Im Rahmen ihrer Abklärungen hat die VBL entschieden, die Stimmen der drei Geschwister zu löschen. Das Unternehmen begründet dies damit, dass das Verhalten gegenüber den anderen Kindern unfair sei. Schilliger findet das einen Witz: «Unser Verhalten ist nicht unfair, schliesslich könnten alle Teilnehmenden mehrfach abstimmen. Für den Malwettbewerb hätte man besser eine Jury eingesetzt, die über die Gewinner entscheidet.»

Kinder erhalten Geschenk für ihre Arbeit

Nach dem Unterbruch hat die VBL den Wettbewerb vorerst weitergeführt. Neue Teilnahmebedingungen sahen vor, dass pro Tag und Person nur eine Stimme abgegeben werden darf – ansonsten drohte der Ausschluss. Doch am Montagabend informierte die VBL über den Abbruch des Wettbewerbs: «Aufgrund von Manipulationen sehen wir uns gezwungen, den Malwettbewerb zu stoppen», sagt Deubelbeiss.
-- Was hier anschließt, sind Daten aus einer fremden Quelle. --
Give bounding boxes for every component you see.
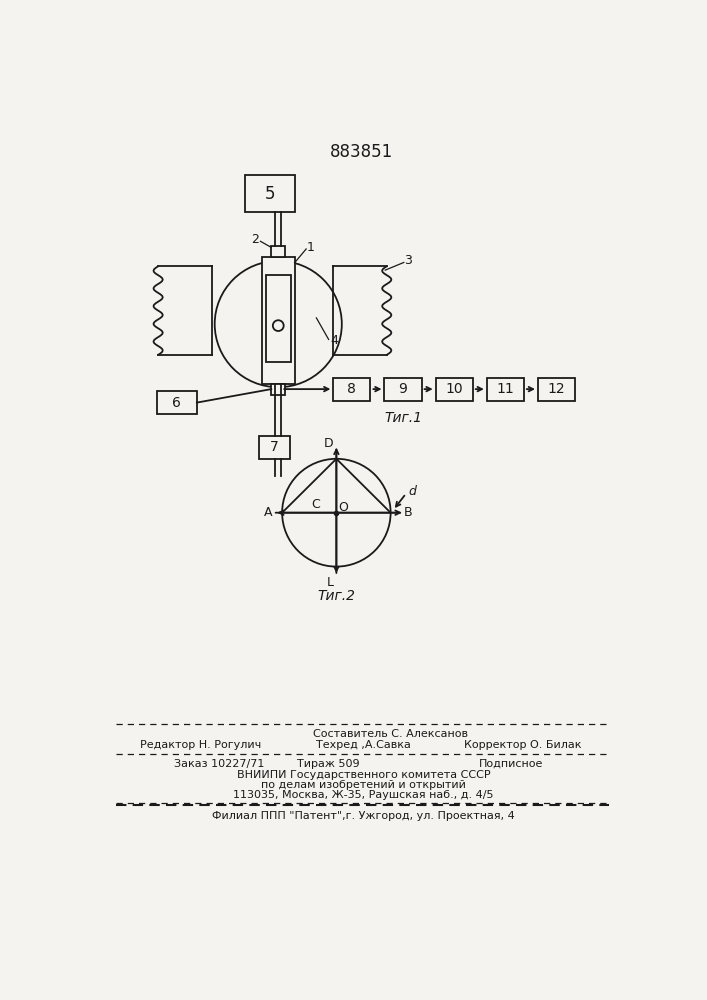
Text: 2: 2 <box>251 233 259 246</box>
Text: Корректор О. Билак: Корректор О. Билак <box>464 740 581 750</box>
Text: Подписное: Подписное <box>479 759 543 769</box>
Bar <box>156 391 197 414</box>
Text: 7: 7 <box>270 440 279 454</box>
Text: d: d <box>409 485 416 498</box>
Text: Заказ 10227/71: Заказ 10227/71 <box>174 759 264 769</box>
Bar <box>333 378 370 401</box>
Text: ВНИИПИ Государственного комитета СССР: ВНИИПИ Государственного комитета СССР <box>237 770 491 780</box>
Text: D: D <box>324 437 334 450</box>
Text: 6: 6 <box>173 396 181 410</box>
Bar <box>271 384 285 395</box>
Bar <box>436 378 473 401</box>
Text: Тираж 509: Тираж 509 <box>298 759 360 769</box>
Text: Составитель С. Алексанов: Составитель С. Алексанов <box>313 729 468 739</box>
Circle shape <box>273 320 284 331</box>
Text: Техред ,А.Савка: Техред ,А.Савка <box>316 740 411 750</box>
Text: C: C <box>311 498 320 512</box>
Bar <box>262 257 295 384</box>
Text: 1: 1 <box>307 241 315 254</box>
Text: 12: 12 <box>548 382 566 396</box>
Text: B: B <box>404 506 412 519</box>
Bar <box>271 246 285 257</box>
Text: Τиг.1: Τиг.1 <box>384 411 422 425</box>
Bar <box>245 175 295 212</box>
Bar <box>266 275 291 362</box>
Text: 11: 11 <box>496 382 514 396</box>
Text: A: A <box>264 506 272 519</box>
Text: 3: 3 <box>404 254 412 267</box>
Bar <box>486 378 524 401</box>
Text: по делам изобретений и открытий: по делам изобретений и открытий <box>261 780 466 790</box>
Bar <box>259 436 290 459</box>
Text: Τиг.2: Τиг.2 <box>317 589 356 603</box>
Text: 9: 9 <box>399 382 407 396</box>
Text: 10: 10 <box>445 382 463 396</box>
Bar <box>538 378 575 401</box>
Bar <box>385 378 421 401</box>
Text: L: L <box>327 576 334 588</box>
Text: 5: 5 <box>264 185 275 203</box>
Text: 8: 8 <box>347 382 356 396</box>
Text: 4: 4 <box>330 334 338 347</box>
Text: Редактор Н. Рогулич: Редактор Н. Рогулич <box>140 740 262 750</box>
Text: Филиал ППП "Патент",г. Ужгород, ул. Проектная, 4: Филиал ППП "Патент",г. Ужгород, ул. Прое… <box>212 811 515 821</box>
Text: O: O <box>339 501 349 514</box>
Text: 113035, Москва, Ж-35, Раушская наб., д. 4/5: 113035, Москва, Ж-35, Раушская наб., д. … <box>233 790 493 800</box>
Text: 883851: 883851 <box>330 143 394 161</box>
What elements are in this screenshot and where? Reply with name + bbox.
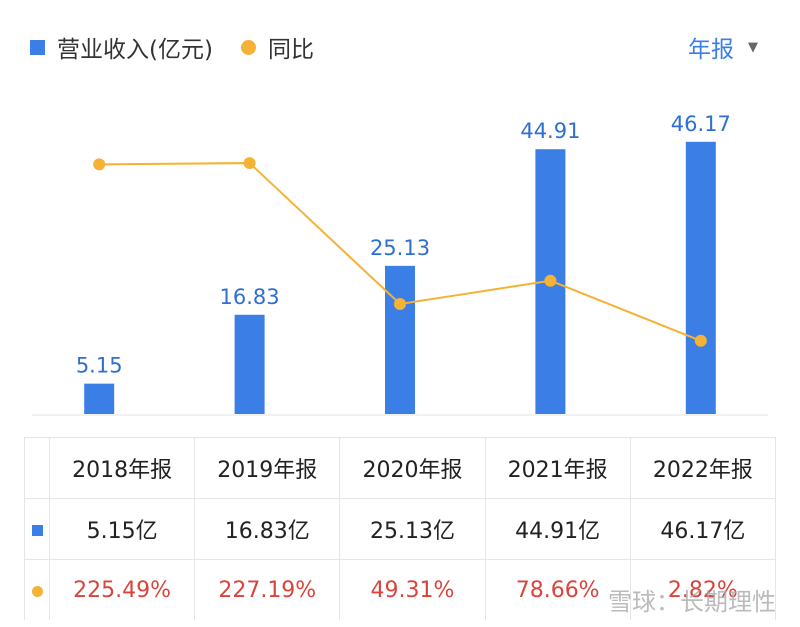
bar-value-label: 16.83	[220, 285, 280, 309]
revenue-row: 5.15亿 16.83亿 25.13亿 44.91亿 46.17亿	[24, 498, 777, 560]
yoy-point	[93, 158, 106, 171]
revenue-cell: 25.13亿	[339, 498, 486, 560]
yoy-point	[243, 157, 256, 170]
table-header: 2022年报	[629, 437, 777, 499]
table-header: 2020年报	[339, 437, 486, 499]
yoy-point	[694, 334, 707, 347]
dot-marker-icon	[31, 585, 43, 597]
yoy-row: 225.49% 227.19% 49.31% 78.66% 2.82%	[24, 559, 777, 620]
revenue-legend-label: 营业收入(亿元)	[57, 37, 213, 63]
table-corner-cell	[24, 437, 50, 499]
table-header: 2019年报	[194, 437, 341, 499]
revenue-legend-swatch	[30, 39, 45, 55]
yoy-legend-swatch	[240, 39, 256, 55]
revenue-cell: 46.17亿	[629, 498, 777, 560]
revenue-bar	[234, 314, 265, 414]
bar-value-label: 5.15	[76, 354, 123, 378]
yoy-cell: 227.19%	[194, 559, 341, 620]
bar-value-label: 25.13	[370, 236, 430, 260]
chart-legend: 营业收入(亿元) 同比	[30, 30, 314, 64]
data-table: 2018年报 2019年报 2020年报 2021年报 2022年报 5.15亿…	[24, 437, 777, 620]
bar-value-label: 46.17	[671, 112, 731, 136]
period-selector[interactable]: 年报 ▼	[688, 30, 758, 64]
table-header: 2018年报	[48, 437, 196, 499]
revenue-chart: 5.15 16.83 25.13 44.91 46.17	[32, 112, 768, 416]
revenue-cell: 5.15亿	[48, 498, 196, 560]
yoy-cell: 78.66%	[484, 559, 631, 620]
revenue-cell: 16.83亿	[194, 498, 341, 560]
table-header: 2021年报	[484, 437, 631, 499]
bar-value-label: 44.91	[520, 119, 580, 143]
revenue-bar	[385, 265, 415, 414]
watermark: 雪球：长期理性	[608, 588, 776, 616]
caret-down-icon: ▼	[748, 39, 758, 55]
yoy-row-marker	[24, 559, 50, 620]
yoy-point	[544, 274, 557, 287]
yoy-cell: 225.49%	[48, 559, 196, 620]
table-header-row: 2018年报 2019年报 2020年报 2021年报 2022年报	[24, 437, 777, 499]
square-marker-icon	[31, 524, 43, 536]
yoy-point	[394, 297, 406, 310]
revenue-cell: 44.91亿	[484, 498, 631, 560]
yoy-cell: 49.31%	[339, 559, 486, 620]
revenue-bar	[84, 383, 115, 414]
yoy-legend-label: 同比	[267, 37, 314, 63]
yoy-cell: 2.82%	[629, 559, 777, 620]
revenue-row-marker	[24, 498, 50, 560]
period-label: 年报	[688, 37, 734, 63]
revenue-bar	[685, 141, 716, 414]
«Die VBL bedauert, dass die Geschichte so ein Ausmass angenommen hat – eigentlich sollten doch die Zeichnungen im Mittelpunkt stehen.» Es sei schade für die rund sechzig Kinder, die viel Herzblut in ihre Zeichnungen investiert haben. Eine Belohnung für die Kinder gebe es trotzdem: «Wir werden über das weitere Vorgehen informieren», sagt Deubelbeiss, «die Kinder erhalten sicher ein Geschenk für ihre Arbeit.»